I cut my Tru Oil with mineral spirits which allows it to soak in better. I rub it out so it’s very thin and apply up to five coats before I’m finished. My drying time before shooting is 3 days but I live in a very dry climate.
 
IME, Tru-Oil is usually dry to the touch if left overnight. The a st time I did a stock with it I used it in tandem with Armor-All. Rub in a little TO, rub in a little AA until dry, repeat. I applied 14 coats in one day, let it stand overnight and the next day I drilles the stock for the buttplate and trigger guard. The AA seems to catalyze the TO, allowing it to dry in almost no time at all. Worked great!

https://www.rimfirecentral.com/threads/woodstocks-amazin-stock-finish-photos.331108/
 
One of the helpful fellows here mentioned Refined Boiled Linseed Oil, which I'd never noticed. I saw a bottle at Art Supply section of Hobby Lobby; it's very light and clear, was about 11 bucks for an 8 oz. bottle. Enough to last a long time, anyway. Tru-Oil is a real standard, too.
 
Last edited:
This is another Tru-Oil done on walnut. It took two days to get a shinier look and is ready to use after one more day of drying. A gunsmith can’t afford to turn out poor quality work and must do it in a timely manner. When I did this for a living I often had more than one stock in the drying cabinet and if it took a month to finish one I would have starved to death. A hobbyist can take forever and use all sorts of unnecessary steps if that pleases him.
IMG_0818 by Oliver Sudden, on Flickr
Beaut-ifull!
 
Tru Oil itself tells you exactly what you need to know, per weather, humidity, etc.

If when you sand for the next coat and it gums your paper, it needs more dry time.

If when you sand for the next coat and it sands smooth and leaves a fine dust, it's at the state of plenty cured enough.

It's not hard to deduce after a few coats how long the final coat needs to sit before assembling the parts.
 
Tru Oil itself tells you exactly what you need to know, per weather, humidity, etc.

If when you sand for the next coat and it gums your paper, it needs more dry time.

If when you sand for the next coat and it sands smooth and leaves a fine dust, it's at the state of plenty cured enough.

It's not hard to deduce after a few coats how long the final coat needs to sit before assembling the parts.
Exactly. I tru oiled a stock yesterday around 5. Just tried to sand this afternoon and it gummed up a bit. It was 18 when I got up this morning.
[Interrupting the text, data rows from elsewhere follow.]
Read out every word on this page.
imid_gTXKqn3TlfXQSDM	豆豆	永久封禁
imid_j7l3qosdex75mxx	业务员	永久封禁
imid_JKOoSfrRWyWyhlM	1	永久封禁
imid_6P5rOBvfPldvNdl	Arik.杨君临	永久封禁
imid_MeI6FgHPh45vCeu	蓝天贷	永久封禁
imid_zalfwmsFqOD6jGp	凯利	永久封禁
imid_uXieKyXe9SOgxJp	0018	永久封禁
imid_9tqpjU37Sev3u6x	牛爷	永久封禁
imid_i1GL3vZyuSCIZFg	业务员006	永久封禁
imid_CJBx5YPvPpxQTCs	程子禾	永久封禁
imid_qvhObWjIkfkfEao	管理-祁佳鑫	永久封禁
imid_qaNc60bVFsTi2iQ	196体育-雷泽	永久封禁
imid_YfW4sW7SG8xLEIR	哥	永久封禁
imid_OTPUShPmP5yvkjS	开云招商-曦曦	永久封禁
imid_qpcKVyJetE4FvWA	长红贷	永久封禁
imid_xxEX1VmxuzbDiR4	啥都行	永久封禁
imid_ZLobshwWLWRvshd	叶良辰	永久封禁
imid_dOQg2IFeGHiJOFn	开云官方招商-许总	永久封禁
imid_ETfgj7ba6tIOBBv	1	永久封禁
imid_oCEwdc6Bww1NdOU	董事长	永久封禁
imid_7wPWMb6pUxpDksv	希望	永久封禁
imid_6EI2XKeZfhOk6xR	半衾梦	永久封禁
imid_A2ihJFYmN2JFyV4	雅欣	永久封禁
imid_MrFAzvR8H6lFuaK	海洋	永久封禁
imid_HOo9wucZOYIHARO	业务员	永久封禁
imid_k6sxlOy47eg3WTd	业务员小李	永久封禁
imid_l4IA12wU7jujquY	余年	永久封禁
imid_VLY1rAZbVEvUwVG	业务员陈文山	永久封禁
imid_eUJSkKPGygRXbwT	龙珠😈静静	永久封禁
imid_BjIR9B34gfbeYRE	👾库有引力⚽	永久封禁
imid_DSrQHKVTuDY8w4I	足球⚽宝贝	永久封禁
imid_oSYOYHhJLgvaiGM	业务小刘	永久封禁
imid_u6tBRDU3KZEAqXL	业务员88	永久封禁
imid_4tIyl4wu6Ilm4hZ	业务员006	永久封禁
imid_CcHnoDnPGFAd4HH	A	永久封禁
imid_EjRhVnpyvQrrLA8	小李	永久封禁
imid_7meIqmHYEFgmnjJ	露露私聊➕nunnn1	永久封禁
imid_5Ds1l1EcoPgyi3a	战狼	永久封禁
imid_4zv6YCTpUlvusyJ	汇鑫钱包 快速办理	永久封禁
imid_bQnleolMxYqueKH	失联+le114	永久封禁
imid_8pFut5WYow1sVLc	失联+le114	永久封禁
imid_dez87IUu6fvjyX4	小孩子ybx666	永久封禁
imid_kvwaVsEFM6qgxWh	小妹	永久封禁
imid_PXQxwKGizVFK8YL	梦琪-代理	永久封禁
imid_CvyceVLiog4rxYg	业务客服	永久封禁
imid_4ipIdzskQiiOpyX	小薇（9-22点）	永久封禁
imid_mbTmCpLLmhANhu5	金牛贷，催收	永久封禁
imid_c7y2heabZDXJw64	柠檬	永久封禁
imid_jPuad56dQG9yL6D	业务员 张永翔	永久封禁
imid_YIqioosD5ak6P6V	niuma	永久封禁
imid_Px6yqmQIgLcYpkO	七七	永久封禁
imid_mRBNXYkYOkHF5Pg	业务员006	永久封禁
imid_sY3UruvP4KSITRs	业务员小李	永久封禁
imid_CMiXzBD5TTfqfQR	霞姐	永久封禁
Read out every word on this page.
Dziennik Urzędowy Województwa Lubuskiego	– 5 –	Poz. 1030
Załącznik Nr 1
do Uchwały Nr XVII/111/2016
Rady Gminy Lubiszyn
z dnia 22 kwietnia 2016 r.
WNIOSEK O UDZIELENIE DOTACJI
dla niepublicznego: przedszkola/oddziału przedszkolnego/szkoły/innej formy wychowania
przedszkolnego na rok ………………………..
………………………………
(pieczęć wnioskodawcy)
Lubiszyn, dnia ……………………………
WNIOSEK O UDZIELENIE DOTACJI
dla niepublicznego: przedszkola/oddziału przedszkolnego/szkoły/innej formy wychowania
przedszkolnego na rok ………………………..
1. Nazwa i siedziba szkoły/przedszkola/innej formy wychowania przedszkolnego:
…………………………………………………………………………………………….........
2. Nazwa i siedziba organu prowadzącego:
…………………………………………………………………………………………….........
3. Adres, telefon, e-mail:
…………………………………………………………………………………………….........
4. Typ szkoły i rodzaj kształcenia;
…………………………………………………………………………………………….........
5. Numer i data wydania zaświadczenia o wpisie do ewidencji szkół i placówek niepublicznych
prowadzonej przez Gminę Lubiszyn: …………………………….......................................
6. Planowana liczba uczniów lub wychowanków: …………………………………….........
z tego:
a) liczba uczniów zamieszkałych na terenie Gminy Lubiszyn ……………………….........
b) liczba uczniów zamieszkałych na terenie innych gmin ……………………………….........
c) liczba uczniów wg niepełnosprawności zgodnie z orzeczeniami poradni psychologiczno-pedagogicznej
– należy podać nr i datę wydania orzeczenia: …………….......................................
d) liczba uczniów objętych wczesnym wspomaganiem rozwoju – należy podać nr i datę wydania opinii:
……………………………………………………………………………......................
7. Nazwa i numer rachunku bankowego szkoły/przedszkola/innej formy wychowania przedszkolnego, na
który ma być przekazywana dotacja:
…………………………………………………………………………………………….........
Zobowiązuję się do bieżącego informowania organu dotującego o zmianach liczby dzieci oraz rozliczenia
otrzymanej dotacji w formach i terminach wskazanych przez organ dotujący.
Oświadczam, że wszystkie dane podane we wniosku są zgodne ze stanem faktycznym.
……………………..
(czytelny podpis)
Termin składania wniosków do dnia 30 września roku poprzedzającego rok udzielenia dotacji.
Cold weather doesn't help drying time.
 
What Appalachian says ..otherwise you guys are killing me !!!

TruOIl has the hardeners and multiple oils to do it all ..
Every coat wet thin apply and tap all over with the tip of your gloved pointer finger making little "disturbed" looking finger prints touching each other over all wetted area ..set it down in a controlled environment and leave it for minimum 48 hours

Then LIGHTLY rub out with the RED ScotchBrite scuffing pad ..rub lightly to DULL the finish not turn it white.. and repeat coats until the desired grain fill is achieved ..rub with the grain

Then Use the Birchwood Stock Sheen and using a soft cotton rag start rubbing with the grain until you get the shine to the level appropriate to the weapon ..rub with the grain

Then again Birchwood.. this time Stock Wax which has amazing waxes in it and follow the bottle direction for a finger print free guaranteed gloss or semi gloss as desired ..

Don't settle for oats after they've been thru the horse folks ..you have worked hard to get to this point so just a bit more patience is required to hit a home run ..I promise

Bear
 
IME, sanding just makes things harder than if each coat is rubbed down with a clean pad of 0000 steel wool (followed by a wipe with a magnet)


Try 3M synthetic 000 steel wool and skip the magnet BS........

And it's harder for you because you're probably in a hurry, probably applying it too thick, and definitely not letting it cure out like it needs to.